Gisle Aas (aas@bergen.sn.no)
Tue, 18 Jun 1996 14:04:57 +0200


In message <Pine.SGI.3.93.960618115332.29859A-100000@ebor.york.ac.uk>, Mike Bru
denell writes:
> I'm Mike Brudenell, a Systems Programmer in the Computing Service at the
> University of York in the UK.  I'm currently writing some software to
> traverse links in Web pages (ultimately to turn into a link checker and
> report generator), and using Perl + libwwwperl-5.00 to do this. 
> 
> I've just been running my program "in anger" for the first time, and it
> was working very well...
> 
> ...Until, that is, it hit a small number of pages belonigng to one of my
> colleagues.  These are documentation for a utility called "xgen", and the
> HTML files themselves are produced by a utility called LaTeX2HTML.
> 
> These cause the $HTML::Parse module's "parse_html" function to turn into a
> *terrific* memory hog.  For example, one of the documentation files is
> 150Kb.  Feeding it to parse_html takes an incredibly long time, during
> which time the process' VM usage shoots up horrendously (eg from 2500
> pages to 5000 pages, where 1 "page" = 4Kb).
> 
> Even more interestingly if, having checked one of these pages I know
> obtain the next page and parse that within the same process memory shoots
> up even further in even bigger steps (eg, from 5000 up to 50000 pages!)
> 
> I was wondering if you would be interested in receiving a copy of these
> problem files to test against parse_html on your own system?
> 
> My gut feeling is that there is some significant problem in parse_html. 
> And I'm not 100% convinced that using "delete" on the parsed object tree
> properly releases the space used by the object tree.

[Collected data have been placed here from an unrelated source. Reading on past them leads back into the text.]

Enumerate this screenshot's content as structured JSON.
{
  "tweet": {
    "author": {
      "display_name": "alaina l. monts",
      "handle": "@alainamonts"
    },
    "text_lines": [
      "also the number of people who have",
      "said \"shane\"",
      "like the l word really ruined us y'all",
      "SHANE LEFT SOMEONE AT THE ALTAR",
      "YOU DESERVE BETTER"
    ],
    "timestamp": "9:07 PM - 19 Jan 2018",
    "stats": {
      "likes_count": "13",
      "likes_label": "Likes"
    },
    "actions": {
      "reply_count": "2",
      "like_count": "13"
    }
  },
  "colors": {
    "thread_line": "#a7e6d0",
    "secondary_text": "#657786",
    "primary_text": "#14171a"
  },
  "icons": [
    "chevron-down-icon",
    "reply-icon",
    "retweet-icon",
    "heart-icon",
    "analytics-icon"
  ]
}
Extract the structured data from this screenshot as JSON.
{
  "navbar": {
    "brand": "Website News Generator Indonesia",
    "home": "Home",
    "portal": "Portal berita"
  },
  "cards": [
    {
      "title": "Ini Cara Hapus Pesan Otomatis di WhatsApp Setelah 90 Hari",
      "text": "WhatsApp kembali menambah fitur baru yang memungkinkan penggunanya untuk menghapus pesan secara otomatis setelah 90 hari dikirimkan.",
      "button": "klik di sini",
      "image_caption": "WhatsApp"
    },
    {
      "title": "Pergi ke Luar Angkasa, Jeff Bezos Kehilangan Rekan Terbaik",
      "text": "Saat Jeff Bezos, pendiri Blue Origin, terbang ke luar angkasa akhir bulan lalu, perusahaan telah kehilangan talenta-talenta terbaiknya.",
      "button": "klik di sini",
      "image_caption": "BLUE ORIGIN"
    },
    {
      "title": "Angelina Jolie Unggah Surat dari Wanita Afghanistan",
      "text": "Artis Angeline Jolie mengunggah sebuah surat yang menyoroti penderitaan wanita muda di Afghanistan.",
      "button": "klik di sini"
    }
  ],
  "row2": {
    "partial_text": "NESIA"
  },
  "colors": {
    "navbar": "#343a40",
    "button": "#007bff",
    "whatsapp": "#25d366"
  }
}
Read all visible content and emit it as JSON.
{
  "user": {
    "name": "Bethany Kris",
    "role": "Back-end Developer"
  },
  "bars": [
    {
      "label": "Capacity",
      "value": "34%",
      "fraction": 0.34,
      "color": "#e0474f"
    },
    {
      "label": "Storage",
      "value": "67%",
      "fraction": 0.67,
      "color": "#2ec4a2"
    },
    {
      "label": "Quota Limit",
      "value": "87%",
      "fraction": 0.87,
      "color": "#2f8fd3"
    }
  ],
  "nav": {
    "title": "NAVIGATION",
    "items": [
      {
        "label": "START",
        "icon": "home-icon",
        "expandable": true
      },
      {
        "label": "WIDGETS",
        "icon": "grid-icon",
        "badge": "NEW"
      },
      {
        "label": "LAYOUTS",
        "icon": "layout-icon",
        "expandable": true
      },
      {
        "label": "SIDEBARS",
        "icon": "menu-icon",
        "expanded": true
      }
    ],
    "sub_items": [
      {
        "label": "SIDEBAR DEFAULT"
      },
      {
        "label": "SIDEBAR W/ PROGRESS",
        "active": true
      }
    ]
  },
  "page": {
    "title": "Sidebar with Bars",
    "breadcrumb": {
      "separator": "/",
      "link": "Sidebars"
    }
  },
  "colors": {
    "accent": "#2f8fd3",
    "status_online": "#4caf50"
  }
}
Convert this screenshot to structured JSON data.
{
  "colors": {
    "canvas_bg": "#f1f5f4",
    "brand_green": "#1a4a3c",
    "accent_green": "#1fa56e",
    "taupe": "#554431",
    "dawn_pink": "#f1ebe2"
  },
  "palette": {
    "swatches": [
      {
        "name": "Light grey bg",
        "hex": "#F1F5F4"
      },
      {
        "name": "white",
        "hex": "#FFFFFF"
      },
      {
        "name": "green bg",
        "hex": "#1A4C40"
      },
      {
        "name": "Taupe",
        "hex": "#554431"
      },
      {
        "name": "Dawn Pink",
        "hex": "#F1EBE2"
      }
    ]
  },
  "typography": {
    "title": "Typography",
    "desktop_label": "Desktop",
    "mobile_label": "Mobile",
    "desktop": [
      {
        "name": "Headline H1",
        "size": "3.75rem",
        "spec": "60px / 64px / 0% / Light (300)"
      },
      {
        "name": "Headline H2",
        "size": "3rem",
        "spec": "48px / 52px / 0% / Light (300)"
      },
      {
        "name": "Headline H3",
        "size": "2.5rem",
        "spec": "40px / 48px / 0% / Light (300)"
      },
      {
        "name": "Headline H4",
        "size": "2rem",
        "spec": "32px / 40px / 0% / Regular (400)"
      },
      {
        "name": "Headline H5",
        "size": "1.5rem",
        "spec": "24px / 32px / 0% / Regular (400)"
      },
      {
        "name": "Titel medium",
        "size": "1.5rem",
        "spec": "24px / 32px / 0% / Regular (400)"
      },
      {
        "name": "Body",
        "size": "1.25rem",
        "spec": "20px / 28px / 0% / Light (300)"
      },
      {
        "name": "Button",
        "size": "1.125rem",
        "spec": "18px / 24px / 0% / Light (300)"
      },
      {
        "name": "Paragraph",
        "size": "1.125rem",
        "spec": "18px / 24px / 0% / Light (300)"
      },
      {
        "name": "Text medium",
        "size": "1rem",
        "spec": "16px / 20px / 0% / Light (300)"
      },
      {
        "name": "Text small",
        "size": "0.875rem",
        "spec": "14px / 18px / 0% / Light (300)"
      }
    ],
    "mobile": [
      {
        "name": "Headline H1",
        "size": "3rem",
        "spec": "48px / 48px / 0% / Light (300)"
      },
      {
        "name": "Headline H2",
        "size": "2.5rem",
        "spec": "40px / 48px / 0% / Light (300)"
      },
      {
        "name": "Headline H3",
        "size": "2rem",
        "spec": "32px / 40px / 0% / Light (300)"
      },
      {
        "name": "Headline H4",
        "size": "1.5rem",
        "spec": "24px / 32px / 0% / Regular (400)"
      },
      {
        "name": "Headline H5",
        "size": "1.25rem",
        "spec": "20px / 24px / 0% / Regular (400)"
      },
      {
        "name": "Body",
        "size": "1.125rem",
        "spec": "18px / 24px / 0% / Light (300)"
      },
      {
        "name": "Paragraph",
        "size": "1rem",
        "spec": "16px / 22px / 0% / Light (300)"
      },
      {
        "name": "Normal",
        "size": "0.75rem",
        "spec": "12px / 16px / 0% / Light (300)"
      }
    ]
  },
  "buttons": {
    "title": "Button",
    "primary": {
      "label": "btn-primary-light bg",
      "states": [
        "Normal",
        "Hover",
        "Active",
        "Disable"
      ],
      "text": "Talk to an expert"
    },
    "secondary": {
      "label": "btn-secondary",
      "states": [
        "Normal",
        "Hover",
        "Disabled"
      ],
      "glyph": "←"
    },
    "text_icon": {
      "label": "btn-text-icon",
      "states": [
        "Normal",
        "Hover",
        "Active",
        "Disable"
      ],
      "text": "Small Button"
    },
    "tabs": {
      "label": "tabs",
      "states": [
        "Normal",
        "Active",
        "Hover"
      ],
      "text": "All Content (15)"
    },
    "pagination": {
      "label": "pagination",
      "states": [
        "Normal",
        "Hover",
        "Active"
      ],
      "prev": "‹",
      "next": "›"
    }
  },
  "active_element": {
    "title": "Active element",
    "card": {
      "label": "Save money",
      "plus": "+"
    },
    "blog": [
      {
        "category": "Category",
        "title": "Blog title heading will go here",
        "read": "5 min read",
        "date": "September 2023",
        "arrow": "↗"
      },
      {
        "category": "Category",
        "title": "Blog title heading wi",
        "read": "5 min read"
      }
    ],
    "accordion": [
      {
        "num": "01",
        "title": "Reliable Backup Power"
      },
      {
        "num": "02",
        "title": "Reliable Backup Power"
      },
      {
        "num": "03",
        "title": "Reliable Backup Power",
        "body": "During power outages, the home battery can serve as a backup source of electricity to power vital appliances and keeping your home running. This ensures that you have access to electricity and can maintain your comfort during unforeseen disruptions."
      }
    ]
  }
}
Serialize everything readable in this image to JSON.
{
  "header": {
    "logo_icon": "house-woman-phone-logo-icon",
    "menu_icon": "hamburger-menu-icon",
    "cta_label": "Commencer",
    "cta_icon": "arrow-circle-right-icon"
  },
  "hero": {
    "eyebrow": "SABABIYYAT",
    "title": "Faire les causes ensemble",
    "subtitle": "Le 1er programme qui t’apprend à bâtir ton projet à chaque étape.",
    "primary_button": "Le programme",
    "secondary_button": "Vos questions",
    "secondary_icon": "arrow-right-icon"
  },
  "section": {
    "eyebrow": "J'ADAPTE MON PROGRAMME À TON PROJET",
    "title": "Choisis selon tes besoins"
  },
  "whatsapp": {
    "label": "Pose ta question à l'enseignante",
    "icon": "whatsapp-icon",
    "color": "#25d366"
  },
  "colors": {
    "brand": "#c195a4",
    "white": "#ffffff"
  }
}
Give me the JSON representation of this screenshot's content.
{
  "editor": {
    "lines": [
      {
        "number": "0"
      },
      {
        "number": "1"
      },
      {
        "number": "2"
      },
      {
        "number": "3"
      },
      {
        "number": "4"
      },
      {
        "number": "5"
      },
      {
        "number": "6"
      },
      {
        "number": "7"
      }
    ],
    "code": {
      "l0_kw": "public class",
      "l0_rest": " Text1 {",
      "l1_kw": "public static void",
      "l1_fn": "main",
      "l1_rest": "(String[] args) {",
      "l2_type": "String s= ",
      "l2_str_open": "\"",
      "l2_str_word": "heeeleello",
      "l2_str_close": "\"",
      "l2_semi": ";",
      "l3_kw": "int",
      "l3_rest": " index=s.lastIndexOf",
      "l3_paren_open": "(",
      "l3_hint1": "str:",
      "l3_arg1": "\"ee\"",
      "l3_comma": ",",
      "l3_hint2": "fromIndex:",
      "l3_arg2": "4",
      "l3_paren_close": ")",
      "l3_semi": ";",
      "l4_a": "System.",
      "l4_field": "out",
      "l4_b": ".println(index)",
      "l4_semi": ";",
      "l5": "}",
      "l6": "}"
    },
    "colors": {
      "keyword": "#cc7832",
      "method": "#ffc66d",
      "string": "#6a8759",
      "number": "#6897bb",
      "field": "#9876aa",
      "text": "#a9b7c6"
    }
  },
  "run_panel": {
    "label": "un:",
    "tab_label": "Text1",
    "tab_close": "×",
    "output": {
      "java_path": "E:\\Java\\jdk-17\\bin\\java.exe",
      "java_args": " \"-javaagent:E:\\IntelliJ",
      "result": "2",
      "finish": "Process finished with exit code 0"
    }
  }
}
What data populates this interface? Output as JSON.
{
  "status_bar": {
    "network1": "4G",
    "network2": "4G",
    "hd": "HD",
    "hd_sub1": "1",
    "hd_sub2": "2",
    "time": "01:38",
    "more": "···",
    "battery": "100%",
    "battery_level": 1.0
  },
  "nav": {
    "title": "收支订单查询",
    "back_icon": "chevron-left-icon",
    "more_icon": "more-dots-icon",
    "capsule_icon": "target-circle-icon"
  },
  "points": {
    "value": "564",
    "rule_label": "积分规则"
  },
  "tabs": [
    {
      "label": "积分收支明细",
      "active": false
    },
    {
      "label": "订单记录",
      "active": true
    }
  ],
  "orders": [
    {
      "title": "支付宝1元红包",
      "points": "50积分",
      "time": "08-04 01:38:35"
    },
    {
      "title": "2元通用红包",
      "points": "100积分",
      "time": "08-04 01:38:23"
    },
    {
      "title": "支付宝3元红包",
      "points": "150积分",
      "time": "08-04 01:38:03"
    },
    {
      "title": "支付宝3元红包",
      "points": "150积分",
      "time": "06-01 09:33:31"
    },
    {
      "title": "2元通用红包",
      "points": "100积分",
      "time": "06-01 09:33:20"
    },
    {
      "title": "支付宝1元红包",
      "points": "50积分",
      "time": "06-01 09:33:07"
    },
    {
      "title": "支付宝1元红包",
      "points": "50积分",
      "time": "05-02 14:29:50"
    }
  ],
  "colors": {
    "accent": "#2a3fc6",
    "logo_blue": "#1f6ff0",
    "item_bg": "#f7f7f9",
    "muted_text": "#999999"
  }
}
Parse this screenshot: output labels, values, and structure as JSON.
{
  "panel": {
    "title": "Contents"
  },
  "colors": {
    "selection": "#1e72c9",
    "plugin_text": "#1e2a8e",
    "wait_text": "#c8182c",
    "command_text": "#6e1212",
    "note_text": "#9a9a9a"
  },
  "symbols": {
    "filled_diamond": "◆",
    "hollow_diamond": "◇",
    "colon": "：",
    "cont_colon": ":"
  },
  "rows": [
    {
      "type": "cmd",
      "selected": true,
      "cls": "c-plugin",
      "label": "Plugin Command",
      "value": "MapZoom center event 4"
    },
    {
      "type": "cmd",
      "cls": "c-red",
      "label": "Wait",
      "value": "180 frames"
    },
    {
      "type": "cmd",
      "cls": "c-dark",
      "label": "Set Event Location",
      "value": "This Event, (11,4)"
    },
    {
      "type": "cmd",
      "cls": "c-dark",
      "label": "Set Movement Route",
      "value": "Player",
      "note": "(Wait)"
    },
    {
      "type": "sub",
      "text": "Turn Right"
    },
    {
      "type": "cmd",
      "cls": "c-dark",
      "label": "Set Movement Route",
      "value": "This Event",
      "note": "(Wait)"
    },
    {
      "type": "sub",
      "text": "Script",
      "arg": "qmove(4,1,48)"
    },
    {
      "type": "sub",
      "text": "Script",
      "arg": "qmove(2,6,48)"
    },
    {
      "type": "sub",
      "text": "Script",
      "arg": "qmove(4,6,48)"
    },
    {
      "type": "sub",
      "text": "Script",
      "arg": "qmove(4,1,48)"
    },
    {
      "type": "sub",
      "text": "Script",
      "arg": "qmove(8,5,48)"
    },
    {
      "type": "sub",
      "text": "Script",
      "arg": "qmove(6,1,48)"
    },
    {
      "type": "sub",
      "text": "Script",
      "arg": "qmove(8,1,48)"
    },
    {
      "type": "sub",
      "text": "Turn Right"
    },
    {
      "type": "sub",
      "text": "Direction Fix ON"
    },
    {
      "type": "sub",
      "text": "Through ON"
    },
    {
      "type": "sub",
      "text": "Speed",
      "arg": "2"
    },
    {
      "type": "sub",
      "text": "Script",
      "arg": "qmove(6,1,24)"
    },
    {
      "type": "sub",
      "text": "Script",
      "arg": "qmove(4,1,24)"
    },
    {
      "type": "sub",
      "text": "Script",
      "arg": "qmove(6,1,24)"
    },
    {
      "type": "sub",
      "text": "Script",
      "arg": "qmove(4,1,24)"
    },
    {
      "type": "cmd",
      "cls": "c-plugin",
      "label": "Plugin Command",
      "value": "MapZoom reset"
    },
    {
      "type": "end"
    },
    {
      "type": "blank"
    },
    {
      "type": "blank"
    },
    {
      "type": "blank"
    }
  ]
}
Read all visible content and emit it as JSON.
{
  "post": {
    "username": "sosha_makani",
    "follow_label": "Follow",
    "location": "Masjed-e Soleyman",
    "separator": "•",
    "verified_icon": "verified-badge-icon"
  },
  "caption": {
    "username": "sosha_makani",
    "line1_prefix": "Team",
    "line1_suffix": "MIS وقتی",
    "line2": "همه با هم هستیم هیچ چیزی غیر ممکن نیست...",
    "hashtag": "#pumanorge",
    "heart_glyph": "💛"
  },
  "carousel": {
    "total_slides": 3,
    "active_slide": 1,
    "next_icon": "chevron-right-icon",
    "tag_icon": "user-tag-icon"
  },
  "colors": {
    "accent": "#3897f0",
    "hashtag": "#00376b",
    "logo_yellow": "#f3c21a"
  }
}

I believe the problem to be that the parser builds a huge number of
interlinked HTML::Element objects.  Each element would be an anonymous
hash looking like this:

   bless {
      _tag  => 'body',
      _parent => \$parent
      _content => [\$child1, $child2,...],
   }, HTML::Element;

I am not surprised that this turns out to eat a lot of memory for
large HTML documents with many tags.  Does anybody know what the
typical perl memory consumption for an object like the HTML::Element
would be?


What you should do it to try to use the new HTML::Parser object
directly.  It allows you to look for links without consuming any
memory for building a parse tree.  We don't really need that tree for
this kind of application.

Untested code below:

  package LinkExtractor;
  require HTML::Parser;
  @ISA=qw(HTML::Parser);

  sub start  # called when start tags are recognized
  {
     my($self,$tag,$attr) = @_;
     # Should really you something like the %HTML::Element::linkElements
     # has to extract links.
     if ($tag eq 'a') {
	print "Link: $attr->{href}\n";
     } elsif ($tag eq 'img') {
	print "Link: $attr->{src}\n";
     } ...
  }

  package main;
  $p = new LinkExtractor;
  $p->parse_file("foo.html");

Regards,
Gisle.